Page:Buffon - Œuvres complètes, éd. Lanessan, 1884, tome IV, Partie 2.djvu/344

La bibliothèque libre.
Le texte de cette page a été corrigé et est conforme au fac-similé.

C’est par les rapports de mouvement que le chien prend les habitudes de son maître, c’est par les rapports de figure que le singe contrefait les gestes humains, c’est par les rapports d’organisation que le serin répète des airs de musique et que le perroquet imite le signe le moins équivoque de la pensée, la parole, qui met à l’extérieur autant de différence entre l’homme et l’homme qu’entre l’homme et la bête, puisqu’elle exprime dans les uns la lumière et la supériorité de l’esprit, qu’elle ne laisse apercevoir dans les autres qu’une confusion d’idées obscures ou empruntées, et que dans l’imbécile ou le perroquet elle marque le dernier degré de la stupidité, c’est-à-dire l’impossibilité où ils sont tous deux de produire intérieurement la pensée, quoiqu’il ne leur manque aucun des organes nécessaires pour la rendre au dehors.

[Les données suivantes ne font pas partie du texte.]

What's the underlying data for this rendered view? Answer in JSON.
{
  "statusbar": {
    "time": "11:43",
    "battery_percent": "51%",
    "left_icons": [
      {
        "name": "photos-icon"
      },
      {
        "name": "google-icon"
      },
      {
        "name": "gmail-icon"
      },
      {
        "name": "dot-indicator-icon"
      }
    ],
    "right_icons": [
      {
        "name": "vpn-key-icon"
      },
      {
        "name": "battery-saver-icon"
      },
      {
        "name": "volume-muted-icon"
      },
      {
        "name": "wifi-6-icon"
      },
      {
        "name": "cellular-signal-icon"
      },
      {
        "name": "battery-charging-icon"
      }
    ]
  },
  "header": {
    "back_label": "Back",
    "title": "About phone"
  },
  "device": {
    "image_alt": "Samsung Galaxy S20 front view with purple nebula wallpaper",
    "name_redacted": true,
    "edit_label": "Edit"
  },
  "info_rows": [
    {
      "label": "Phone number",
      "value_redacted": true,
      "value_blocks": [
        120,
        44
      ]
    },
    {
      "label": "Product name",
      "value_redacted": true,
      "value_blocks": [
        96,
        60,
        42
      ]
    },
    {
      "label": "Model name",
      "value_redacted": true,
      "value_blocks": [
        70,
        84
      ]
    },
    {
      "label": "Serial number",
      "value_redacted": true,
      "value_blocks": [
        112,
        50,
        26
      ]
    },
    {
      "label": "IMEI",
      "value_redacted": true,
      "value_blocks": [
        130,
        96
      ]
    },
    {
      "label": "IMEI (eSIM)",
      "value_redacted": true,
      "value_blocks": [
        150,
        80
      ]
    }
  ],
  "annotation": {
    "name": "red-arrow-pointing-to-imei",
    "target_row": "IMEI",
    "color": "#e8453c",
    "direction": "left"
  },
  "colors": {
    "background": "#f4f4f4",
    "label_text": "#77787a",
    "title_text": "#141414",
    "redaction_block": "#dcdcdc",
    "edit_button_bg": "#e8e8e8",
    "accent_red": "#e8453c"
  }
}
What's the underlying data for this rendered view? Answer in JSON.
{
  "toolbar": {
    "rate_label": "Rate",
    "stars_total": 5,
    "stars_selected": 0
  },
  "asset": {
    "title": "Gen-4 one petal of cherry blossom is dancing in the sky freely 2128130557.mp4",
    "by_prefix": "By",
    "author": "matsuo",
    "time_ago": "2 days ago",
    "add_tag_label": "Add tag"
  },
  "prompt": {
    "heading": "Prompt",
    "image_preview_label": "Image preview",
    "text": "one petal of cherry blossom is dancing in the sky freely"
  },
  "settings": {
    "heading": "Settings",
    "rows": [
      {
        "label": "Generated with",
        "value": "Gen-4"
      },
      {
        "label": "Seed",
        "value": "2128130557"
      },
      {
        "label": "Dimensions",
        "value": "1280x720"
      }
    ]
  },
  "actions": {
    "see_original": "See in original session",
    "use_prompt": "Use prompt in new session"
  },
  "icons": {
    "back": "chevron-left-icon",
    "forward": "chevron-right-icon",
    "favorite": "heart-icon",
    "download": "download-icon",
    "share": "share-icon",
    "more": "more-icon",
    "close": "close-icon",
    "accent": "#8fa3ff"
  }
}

Il est aisé de prouver encore mieux que l’imitation n’est qu’un effet mécanique, un résultat purement machinal, dont la perfection dépend de la vivacité avec laquelle le sens intérieur matériel reçoit les impressions des objets, et de la facilité de les rendre au dehors par la similitude et la souplesse des organes extérieurs. Les gens qui ont les sens exquis, délicats, faciles à ébranler, et les membres obéissants, agiles et flexibles, sont, toutes choses égales d’ailleurs, les meilleurs acteurs, les meilleurs pantomimes, les meilleurs singes : les enfants, sans y songer, prennent les habitudes du corps, empruntent les gestes, imitent les manières de ceux avec qui ils vivent ; ils sont aussi très portés à répéter et à contrefaire. La plupart des jeunes gens les plus vifs et les moins pensants, qui ne voient que par les yeux du corps, saisissent cependant merveilleusement le ridicule des figures ; toute forme bizarre les affecte, toute représentation les frappe, toute nouveauté les émeut ; l’impression en est si forte qu’ils représentent eux-mêmes, ils racontent avec enthousiasme, ils copient facilement et avec grâce ; ils ont donc supérieurement le talent de l’imitation, qui suppose l’organisation la plus parfaite, les dispositions du corps les plus heureuses, et auquel rien n’est plus opposé qu’une forte dose de bon sens.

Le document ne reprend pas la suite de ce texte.